Und das obwohl ich die eBooks kostenlos unter CC-Lizenz in den Shop eingestellt hatte. Zu keiner Zeit habe ich diesen Preis geändert. Die Preisänderung hat also der Betreiber von Beam eBooks durchgeführt, und zwar ohne mich zu fragen.

Das ist nichts anderes als eine Frechheit und ganz sicher rechtlich mehr als fragwürdig. Auch dann, wenn es sich um einen technischen Fehler handelt.

Ich habe jetzt nochmals den Support angefragt, wie ich an die Daten von vor 2017 komme und warum sie unilateral und ohne Rücksprache irgendwelche falschen Preise für eBooks einstellen. Über die Antworten werde ich hier informieren.

Unfassbar. #neuland-Firmen …

[Update] die Antwort:

alle Verkäufe die vor dem 1.1.2017 gelaufen sind, kann ich Ihnen gerne aus dem alten System herausziehen. Für welchen Zeitraum fehlen Ihnen Abrechnungen?
Wir spielen eigentlich nur Preise aus die uns so in das System eingepflegt wurden, vielleicht können Sie mir kurz erklären wo hier genau das Problem liegt. Sie erreichen mich telefonisch auch unter 0221 / xxxx-xxxx, dass macht es vielleicht leichter.

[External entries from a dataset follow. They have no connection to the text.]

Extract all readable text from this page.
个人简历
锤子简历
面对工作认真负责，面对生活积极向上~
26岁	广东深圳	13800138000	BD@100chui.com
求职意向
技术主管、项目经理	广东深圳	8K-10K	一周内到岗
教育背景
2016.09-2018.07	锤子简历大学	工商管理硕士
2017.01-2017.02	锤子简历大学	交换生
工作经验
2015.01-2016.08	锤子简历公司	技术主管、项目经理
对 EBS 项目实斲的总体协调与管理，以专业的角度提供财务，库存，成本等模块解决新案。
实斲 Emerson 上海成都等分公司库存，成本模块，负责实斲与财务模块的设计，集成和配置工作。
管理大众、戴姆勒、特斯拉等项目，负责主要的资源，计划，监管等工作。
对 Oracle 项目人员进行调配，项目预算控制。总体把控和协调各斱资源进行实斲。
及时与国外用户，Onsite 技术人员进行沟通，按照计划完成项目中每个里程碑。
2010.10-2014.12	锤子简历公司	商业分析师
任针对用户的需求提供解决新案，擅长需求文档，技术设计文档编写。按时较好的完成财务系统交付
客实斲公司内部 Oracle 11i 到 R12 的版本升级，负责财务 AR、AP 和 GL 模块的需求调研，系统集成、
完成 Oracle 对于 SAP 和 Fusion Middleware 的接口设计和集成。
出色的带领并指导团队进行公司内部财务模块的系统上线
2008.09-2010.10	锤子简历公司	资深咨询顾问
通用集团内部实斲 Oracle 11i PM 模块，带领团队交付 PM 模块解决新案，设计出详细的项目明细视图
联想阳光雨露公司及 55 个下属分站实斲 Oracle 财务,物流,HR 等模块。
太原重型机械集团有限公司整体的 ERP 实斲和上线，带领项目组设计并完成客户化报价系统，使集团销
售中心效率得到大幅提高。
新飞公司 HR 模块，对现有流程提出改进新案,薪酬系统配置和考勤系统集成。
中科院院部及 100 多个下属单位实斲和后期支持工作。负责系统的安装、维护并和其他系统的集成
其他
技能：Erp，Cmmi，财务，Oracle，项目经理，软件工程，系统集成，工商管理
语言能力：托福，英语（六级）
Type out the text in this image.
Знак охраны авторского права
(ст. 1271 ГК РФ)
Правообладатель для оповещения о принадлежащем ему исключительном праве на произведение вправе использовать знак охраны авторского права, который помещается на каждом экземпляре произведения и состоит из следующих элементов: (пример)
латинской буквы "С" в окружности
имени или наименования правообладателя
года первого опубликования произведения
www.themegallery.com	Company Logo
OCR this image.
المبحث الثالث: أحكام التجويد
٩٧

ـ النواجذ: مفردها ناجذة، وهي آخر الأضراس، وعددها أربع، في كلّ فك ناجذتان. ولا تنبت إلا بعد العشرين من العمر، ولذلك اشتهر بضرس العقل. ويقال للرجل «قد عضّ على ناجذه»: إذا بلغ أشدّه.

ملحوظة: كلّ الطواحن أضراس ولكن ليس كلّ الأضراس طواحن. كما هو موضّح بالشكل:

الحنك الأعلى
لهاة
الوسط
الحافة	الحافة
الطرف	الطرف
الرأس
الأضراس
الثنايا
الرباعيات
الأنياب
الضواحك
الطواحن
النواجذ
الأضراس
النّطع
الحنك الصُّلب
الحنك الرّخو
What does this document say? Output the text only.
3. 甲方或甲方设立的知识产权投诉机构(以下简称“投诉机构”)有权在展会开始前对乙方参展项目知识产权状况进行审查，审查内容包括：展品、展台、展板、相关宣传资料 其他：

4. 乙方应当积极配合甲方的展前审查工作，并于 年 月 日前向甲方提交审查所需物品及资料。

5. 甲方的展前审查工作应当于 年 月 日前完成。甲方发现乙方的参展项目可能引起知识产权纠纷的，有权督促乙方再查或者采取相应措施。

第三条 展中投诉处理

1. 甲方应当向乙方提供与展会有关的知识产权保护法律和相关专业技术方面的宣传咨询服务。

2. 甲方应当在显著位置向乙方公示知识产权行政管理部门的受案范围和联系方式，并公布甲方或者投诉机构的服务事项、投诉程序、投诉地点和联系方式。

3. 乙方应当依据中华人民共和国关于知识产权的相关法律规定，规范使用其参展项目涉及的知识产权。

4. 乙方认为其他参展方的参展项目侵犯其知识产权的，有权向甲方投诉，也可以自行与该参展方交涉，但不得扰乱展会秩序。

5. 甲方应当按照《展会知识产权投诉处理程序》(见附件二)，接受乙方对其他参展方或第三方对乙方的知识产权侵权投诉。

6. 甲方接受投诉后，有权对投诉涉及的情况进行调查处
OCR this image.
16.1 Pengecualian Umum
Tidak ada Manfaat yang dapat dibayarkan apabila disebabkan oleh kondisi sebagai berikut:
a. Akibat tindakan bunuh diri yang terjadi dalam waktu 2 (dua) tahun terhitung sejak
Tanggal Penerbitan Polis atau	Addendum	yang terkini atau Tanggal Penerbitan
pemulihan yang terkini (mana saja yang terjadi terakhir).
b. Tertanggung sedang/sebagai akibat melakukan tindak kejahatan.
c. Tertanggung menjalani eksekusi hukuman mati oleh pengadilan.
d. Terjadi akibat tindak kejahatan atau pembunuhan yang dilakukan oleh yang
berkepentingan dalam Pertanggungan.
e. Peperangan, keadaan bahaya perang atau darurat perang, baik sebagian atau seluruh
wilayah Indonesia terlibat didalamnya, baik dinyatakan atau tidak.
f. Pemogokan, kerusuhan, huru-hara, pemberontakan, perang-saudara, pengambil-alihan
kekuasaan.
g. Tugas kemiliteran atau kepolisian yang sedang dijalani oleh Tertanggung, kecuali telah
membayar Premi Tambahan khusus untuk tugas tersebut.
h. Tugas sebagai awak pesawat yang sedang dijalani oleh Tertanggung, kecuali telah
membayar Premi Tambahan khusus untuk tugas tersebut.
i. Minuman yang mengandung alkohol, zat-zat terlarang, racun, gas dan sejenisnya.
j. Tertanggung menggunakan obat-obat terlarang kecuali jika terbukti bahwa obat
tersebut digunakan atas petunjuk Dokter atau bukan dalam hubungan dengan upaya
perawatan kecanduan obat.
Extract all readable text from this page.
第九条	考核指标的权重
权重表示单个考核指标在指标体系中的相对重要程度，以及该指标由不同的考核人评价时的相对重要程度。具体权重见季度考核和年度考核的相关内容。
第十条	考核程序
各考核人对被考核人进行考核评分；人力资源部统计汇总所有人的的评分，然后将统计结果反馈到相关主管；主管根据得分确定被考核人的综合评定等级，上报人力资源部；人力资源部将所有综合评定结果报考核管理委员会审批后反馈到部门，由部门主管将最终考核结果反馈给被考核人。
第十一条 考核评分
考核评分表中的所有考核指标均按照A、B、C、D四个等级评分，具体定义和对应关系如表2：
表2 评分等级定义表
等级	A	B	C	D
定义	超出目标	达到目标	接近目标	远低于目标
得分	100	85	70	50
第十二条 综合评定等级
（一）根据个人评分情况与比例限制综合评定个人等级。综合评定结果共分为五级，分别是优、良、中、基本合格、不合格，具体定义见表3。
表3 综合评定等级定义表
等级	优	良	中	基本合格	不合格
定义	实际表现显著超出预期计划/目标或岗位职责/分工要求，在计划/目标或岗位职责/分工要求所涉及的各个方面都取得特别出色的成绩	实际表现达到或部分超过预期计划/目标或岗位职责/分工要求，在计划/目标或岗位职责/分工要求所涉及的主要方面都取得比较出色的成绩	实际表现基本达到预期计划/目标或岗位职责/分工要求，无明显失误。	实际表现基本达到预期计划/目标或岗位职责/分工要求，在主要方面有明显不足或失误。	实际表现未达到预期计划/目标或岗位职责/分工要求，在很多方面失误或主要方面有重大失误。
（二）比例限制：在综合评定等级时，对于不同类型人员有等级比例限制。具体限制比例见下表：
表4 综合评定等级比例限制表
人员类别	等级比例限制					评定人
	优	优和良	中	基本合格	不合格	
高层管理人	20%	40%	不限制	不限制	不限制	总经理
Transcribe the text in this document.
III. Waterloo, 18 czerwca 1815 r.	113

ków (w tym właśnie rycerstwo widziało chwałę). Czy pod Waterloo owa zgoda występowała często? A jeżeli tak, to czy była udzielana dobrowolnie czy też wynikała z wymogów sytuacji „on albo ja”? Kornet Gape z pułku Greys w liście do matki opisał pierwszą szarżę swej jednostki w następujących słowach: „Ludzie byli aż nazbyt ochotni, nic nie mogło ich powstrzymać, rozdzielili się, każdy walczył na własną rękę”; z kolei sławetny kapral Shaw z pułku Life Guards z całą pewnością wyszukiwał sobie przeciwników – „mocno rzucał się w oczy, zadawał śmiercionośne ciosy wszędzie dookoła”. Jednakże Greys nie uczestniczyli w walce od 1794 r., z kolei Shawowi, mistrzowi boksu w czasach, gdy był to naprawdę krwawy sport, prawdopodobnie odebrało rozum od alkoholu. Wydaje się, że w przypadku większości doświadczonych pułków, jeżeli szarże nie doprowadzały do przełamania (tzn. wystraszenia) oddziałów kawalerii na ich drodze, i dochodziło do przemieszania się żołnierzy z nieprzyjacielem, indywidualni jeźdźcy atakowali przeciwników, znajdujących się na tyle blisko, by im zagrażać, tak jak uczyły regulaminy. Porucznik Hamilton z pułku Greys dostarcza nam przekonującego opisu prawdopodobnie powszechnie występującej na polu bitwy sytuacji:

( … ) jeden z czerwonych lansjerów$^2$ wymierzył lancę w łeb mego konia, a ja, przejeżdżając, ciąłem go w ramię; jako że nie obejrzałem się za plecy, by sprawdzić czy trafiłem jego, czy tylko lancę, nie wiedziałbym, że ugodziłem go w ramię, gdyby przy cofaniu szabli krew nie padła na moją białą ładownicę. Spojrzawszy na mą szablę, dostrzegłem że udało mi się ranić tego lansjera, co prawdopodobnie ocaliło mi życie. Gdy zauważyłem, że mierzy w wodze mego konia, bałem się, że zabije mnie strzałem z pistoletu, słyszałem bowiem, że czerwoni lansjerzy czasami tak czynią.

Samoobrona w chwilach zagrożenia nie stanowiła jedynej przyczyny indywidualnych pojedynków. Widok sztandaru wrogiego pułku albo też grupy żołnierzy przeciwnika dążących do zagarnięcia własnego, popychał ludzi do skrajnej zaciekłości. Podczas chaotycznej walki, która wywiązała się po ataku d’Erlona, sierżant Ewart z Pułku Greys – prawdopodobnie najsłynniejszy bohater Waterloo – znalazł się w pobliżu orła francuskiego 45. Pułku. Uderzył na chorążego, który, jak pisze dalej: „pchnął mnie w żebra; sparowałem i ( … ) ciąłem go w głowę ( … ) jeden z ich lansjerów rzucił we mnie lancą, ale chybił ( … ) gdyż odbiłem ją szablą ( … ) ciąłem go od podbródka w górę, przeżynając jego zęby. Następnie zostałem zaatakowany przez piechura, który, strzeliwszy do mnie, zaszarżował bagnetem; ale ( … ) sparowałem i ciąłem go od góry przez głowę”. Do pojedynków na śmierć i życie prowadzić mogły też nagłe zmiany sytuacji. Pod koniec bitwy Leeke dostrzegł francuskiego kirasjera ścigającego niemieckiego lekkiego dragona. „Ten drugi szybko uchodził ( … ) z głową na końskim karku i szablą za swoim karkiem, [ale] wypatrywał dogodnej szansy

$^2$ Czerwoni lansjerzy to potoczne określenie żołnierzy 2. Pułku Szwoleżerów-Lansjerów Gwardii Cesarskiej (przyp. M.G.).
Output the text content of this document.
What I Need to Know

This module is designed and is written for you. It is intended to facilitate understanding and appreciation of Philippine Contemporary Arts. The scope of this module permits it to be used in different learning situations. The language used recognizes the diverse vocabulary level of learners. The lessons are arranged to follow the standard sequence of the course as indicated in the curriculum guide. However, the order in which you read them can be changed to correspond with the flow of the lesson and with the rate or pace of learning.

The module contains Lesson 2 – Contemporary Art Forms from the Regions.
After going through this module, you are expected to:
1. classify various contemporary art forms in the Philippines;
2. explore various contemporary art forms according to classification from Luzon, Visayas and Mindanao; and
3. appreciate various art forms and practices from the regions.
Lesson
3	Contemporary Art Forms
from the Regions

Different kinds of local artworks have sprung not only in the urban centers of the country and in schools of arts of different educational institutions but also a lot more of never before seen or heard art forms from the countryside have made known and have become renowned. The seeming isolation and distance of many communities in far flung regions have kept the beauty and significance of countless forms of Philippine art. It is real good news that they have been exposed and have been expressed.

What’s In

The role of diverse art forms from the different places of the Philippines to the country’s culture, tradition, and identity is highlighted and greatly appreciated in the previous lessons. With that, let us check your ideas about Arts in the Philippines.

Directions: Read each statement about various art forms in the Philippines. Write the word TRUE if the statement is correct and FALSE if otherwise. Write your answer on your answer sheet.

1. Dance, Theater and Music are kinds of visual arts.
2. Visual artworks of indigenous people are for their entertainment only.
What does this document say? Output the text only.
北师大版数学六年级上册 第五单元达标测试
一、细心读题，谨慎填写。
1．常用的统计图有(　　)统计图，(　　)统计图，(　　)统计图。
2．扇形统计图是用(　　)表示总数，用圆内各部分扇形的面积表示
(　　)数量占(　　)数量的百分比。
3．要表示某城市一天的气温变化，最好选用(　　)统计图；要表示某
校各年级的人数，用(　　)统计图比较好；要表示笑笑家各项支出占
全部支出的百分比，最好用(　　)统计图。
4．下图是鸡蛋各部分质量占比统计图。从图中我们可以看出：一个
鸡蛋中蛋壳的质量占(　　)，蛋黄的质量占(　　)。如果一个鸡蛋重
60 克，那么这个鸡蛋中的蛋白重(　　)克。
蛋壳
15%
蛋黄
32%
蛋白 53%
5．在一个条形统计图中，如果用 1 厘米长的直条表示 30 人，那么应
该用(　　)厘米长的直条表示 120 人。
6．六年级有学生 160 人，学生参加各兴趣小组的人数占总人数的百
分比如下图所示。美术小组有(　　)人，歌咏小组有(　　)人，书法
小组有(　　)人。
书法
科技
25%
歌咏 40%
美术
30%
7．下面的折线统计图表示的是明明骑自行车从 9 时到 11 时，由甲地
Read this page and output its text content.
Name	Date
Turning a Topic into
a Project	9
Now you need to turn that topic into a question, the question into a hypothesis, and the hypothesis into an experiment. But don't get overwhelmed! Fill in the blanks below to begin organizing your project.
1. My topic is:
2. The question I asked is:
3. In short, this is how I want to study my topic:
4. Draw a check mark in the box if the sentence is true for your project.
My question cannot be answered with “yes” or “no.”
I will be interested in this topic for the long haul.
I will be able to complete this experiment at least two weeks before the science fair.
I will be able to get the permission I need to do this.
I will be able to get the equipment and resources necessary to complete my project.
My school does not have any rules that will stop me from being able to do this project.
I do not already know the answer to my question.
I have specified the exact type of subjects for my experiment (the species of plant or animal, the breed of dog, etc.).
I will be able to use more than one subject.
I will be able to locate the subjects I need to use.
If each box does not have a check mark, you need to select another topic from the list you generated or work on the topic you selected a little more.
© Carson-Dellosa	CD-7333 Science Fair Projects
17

Nein, das werde ich ganz sicher nicht telefonisch klären, denn dann fehlen mir jegliche Belege. Ich habe die jetzt aufgefordert, mir sämtliche Verkäufe/Nichtverkäufe/Abrechnungen seit der Shopübernahme im September 2014 zur Verfügung zu stellen und nochmal gefragt, wie sie dazu kommen, andere als die von mir genannten Preise einzustellen.

[Update] Offenbar ist der neue Shop noch kaputter, als man annehmen könnte, denn während mir im Backend für die beiden Bücher ein Preis von jeweils einem Euro angezeigt wird, ist der Preis im Frontend, also im Shop, 0,00 Euro, also korrekt. Dennoch ist die technische Umsetzung offensichtlich mangelhaft.